人は追い詰められて必死になると何をするかわからないというのを、私は身をもって体験することになる。

 焦ってるのに安部君を最近見ていない。もうすぐ夏休みも終わる。タイムリミットはあと半年になろうとしているのに、何も出来ないという日が続いていた。


 その日。  
 私は不吉な夢を見た。「友達になってください」と安倍君に言ったら、無視される夢。あまりにもリアルな感覚で、目が覚めてからも苦しかった。
 そんな日に限って、私が部室から出ると、ちょうどその前の駐輪場に会いたくてやまない安倍君の後ろ姿が見えた。安部君は大きなサイクリング車の鍵を開けようとしていた。

 私は。

 躊躇っている時間はなかった。不吉な夢もどうでも良かった。早く、早く自分の想いを自分で伝えなければ。ただそれだけだった。

 私は走り寄ると安部君の後ろに立った。目に入る安倍君のリュック。私はそのリュックをグイと下に引いた。腰の高い安部君のリュックはちょうど私の胸のあたりにあったのだ。自分でも驚くようなことをしてしまった!

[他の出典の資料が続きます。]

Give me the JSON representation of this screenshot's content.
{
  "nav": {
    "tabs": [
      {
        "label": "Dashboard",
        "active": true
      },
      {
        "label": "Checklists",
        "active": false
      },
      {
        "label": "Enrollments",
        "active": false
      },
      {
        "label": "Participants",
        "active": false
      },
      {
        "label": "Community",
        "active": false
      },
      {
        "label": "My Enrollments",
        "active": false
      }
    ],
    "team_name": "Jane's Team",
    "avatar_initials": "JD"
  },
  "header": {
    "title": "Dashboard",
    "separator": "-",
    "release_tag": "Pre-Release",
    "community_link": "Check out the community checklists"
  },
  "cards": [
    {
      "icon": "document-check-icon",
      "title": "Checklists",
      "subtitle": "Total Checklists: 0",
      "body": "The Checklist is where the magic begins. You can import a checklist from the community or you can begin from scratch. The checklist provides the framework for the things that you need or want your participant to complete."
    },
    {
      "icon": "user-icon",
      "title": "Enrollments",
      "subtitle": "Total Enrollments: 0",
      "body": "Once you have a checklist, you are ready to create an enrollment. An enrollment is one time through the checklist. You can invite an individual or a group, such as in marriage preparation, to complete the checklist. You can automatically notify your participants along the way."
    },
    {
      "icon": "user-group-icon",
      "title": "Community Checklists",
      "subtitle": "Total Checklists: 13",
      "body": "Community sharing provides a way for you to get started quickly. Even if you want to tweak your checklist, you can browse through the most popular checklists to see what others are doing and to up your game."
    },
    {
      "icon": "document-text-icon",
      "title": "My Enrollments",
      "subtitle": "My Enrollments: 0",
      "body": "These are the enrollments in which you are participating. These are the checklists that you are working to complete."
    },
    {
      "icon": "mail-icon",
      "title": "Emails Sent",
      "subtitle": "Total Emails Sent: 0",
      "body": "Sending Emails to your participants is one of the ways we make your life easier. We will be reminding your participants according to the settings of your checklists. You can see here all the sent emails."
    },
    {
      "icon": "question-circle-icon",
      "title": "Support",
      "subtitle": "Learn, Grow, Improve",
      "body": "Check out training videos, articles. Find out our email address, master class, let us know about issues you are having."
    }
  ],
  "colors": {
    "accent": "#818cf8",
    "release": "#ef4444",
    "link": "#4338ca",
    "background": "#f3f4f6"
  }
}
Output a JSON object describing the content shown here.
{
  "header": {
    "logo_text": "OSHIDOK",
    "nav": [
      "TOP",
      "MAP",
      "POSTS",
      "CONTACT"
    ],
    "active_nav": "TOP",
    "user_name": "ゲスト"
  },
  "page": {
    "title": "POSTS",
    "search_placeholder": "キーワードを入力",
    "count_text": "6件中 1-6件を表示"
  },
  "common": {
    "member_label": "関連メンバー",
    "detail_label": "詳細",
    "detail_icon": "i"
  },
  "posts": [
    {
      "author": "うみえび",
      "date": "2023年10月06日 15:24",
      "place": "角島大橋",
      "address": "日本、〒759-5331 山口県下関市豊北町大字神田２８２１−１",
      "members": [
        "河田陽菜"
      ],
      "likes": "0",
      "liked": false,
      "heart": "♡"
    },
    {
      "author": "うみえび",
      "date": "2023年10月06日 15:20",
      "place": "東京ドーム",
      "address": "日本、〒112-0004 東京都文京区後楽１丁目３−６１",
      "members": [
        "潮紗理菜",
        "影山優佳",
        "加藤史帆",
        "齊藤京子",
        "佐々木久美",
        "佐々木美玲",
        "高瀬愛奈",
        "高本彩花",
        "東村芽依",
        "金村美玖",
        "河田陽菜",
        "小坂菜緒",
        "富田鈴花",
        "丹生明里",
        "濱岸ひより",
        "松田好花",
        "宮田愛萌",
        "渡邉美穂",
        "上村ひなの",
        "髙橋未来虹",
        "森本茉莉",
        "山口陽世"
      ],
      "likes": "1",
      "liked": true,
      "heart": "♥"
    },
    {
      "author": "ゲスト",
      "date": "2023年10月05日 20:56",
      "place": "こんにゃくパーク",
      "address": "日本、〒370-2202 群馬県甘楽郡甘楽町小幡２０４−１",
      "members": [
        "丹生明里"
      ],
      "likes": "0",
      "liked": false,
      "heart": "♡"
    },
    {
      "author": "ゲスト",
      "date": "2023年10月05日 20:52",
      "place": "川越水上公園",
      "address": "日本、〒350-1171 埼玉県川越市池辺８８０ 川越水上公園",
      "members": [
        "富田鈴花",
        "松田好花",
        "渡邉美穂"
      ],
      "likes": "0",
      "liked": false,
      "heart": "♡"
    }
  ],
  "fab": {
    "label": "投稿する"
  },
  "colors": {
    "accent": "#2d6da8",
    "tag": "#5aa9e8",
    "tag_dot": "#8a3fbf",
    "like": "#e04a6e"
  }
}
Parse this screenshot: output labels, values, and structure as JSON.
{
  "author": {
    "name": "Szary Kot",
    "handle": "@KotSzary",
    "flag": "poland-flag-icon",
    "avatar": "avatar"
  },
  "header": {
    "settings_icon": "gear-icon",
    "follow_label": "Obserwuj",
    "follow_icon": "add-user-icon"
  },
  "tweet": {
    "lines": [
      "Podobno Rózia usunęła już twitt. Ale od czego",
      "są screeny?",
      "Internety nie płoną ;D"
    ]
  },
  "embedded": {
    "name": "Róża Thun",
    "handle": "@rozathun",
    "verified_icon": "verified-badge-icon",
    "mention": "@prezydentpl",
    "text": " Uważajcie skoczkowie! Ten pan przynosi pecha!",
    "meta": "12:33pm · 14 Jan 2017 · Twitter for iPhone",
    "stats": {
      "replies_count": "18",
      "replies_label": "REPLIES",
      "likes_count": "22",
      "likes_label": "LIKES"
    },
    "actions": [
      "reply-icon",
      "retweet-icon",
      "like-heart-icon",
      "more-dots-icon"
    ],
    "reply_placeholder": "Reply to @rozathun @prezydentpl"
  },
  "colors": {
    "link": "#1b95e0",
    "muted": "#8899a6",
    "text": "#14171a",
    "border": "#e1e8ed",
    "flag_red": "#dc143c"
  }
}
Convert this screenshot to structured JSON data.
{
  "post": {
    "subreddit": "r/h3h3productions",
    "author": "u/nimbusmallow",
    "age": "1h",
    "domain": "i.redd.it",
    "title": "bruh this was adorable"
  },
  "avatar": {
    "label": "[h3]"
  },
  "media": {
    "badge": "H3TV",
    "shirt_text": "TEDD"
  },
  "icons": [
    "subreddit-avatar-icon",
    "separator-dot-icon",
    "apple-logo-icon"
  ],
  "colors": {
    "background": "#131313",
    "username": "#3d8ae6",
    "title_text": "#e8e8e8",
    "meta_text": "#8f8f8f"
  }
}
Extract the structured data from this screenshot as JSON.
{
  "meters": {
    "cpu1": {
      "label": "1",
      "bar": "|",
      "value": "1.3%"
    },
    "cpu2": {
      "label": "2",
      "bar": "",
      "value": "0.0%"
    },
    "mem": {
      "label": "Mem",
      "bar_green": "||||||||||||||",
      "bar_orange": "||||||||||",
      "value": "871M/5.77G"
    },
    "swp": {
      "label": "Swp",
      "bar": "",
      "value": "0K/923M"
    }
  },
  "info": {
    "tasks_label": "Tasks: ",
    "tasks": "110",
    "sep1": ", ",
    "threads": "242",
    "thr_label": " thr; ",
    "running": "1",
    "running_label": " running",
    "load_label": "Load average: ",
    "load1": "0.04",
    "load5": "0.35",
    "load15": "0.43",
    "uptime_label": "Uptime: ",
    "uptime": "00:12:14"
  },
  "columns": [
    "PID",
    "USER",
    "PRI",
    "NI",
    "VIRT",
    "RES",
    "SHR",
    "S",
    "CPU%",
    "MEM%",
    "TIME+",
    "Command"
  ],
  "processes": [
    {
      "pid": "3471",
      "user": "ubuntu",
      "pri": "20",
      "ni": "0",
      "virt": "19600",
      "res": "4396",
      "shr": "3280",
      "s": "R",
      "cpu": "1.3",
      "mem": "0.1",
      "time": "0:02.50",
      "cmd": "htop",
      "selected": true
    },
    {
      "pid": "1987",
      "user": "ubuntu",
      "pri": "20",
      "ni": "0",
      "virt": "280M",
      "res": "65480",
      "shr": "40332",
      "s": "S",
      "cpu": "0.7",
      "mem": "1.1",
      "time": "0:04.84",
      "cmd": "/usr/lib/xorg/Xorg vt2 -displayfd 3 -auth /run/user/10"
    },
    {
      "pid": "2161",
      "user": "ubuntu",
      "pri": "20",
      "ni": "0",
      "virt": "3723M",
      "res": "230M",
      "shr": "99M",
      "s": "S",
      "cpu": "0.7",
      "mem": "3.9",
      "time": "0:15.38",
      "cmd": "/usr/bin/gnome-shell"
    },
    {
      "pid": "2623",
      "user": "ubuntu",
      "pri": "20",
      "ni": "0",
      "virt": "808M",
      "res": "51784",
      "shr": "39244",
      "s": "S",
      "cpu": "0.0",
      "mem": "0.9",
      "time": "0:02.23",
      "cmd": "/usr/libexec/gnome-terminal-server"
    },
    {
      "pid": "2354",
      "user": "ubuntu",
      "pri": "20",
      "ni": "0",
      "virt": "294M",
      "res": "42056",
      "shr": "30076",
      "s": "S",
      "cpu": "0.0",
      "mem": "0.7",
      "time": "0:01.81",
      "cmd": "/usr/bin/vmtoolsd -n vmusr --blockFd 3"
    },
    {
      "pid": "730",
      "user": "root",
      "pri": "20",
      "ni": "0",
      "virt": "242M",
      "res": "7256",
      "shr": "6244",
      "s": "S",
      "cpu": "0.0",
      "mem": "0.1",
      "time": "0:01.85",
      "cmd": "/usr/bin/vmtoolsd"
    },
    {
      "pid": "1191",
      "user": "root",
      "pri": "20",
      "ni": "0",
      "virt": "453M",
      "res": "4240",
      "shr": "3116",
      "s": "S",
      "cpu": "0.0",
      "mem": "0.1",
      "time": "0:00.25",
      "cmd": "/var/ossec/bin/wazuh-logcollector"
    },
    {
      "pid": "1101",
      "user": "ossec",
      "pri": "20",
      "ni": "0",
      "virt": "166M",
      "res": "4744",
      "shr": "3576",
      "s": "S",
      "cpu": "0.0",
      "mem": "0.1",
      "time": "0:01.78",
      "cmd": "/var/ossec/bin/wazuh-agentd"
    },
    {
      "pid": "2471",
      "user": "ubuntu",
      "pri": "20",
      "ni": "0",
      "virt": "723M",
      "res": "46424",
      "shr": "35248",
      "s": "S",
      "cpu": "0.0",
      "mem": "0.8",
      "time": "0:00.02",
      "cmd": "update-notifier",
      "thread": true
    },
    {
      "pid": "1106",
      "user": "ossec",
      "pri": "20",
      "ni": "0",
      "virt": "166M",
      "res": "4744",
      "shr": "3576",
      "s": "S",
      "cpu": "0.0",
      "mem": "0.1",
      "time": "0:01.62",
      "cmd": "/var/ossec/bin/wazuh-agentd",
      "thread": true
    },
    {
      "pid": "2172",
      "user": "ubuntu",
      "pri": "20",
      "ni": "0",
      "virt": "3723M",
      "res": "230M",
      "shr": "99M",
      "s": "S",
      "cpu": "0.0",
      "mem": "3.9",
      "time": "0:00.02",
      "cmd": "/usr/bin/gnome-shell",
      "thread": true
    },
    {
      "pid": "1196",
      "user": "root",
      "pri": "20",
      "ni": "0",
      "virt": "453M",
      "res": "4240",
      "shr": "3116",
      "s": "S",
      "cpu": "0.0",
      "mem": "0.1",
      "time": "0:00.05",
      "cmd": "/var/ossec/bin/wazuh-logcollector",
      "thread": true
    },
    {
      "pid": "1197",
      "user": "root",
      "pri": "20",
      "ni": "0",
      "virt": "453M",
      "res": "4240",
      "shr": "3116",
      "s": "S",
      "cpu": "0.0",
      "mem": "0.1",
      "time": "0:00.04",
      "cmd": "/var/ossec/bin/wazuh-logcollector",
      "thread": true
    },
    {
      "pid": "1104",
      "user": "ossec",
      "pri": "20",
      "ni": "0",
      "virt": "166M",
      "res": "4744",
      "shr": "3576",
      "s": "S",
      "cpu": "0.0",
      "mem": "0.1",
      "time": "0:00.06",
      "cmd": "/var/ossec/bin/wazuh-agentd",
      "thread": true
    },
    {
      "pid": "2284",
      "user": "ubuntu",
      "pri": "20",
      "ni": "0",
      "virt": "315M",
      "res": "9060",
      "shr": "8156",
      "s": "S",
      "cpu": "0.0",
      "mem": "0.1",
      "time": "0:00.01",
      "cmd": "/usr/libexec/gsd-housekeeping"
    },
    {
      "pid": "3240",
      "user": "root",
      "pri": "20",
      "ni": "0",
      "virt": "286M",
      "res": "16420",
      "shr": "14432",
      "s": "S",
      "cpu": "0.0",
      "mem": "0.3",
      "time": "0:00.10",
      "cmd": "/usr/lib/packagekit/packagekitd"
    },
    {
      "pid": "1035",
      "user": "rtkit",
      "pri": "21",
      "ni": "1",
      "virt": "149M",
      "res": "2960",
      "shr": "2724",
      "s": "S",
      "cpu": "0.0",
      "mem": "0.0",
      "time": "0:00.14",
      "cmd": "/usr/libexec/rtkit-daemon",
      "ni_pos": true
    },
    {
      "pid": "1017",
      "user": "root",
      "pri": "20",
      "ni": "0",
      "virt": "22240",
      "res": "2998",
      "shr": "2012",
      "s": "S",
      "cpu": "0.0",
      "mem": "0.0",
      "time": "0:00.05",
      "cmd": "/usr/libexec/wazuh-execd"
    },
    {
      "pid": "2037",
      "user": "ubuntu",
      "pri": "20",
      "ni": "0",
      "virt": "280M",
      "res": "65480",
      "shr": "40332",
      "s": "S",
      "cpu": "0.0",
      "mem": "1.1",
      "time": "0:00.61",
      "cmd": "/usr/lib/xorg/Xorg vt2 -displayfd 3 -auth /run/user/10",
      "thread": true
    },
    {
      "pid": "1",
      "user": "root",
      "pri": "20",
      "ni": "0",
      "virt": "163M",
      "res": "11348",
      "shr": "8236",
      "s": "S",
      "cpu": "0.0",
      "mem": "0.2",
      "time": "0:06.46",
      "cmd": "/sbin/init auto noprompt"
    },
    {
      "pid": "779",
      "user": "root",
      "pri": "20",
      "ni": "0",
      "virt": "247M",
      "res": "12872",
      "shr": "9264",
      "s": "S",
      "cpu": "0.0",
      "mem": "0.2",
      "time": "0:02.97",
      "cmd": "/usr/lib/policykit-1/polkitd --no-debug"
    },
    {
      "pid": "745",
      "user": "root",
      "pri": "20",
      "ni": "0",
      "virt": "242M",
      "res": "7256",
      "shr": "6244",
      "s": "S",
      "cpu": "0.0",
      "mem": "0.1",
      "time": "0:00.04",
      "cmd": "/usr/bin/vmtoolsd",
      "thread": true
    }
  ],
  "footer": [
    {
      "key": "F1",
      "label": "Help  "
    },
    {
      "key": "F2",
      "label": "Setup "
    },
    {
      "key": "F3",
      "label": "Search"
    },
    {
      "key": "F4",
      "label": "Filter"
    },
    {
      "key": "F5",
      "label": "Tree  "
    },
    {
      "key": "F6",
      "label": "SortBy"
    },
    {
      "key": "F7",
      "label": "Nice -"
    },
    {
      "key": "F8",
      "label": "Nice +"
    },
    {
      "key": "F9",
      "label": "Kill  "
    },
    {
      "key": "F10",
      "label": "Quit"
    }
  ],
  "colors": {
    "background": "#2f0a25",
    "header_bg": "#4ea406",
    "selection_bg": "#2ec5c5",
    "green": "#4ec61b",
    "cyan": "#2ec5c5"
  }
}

 バランスをやや崩して、驚いた顔で安部君が振り返る。黒目が泳いでいた。

「あのっ! お願いがあるんですけど」
「……はい?」

 今言わないと。それしか頭になかった。まだ夏期講習が終わったばかりで、人もいたのに。

「私、あなたにキョーミがあるんです!」

 言ってからしまったと思った。言わなくていい枕詞をつけてしまった。安倍君は見事に硬直している。
 でも、ここまで言ったならあとにはひけない。

「私と友達になってくれませんか?」

 夏の暑い日なのに、空気が凍りついたのがわかった。
 ああ、やっぱり夢と同じように失敗に終わるんだろうか。

 30秒が1時間にも感じられる重い沈黙。

「……はい」

 安部君が目を逸らして小さく言ったのが聞こえた。幻聴、だろうか。

「本当にいーんですか?!」

 なんで追い討ちをかけてるんだろう、私。

 安部君は困った笑顔を少し浮かべて、

「はい。さようなら」

 と言った。

 さようなら? もしかして、頷かないと帰れないから言ったのだろうか。一瞬そう頭によぎったけれど、

「ありがとう」

 と私はお辞儀した。安倍君は何もなかったように自転車に乗って帰ってしまった。

 残された私は。
 笑顔を噛み殺すと、部室に駆け込み、小さくガッツポーズ。

「やった! 安部君と友達になれた!」

 当時の私に言ってあげたい。友達ってそんなものでなれるもんじゃないと。安倍君はその場しのぎにそう返事をしたんだよと。

 でも、恋する私には分からなかった。これからがもっと苦しいことになるなんて。恋は盲目。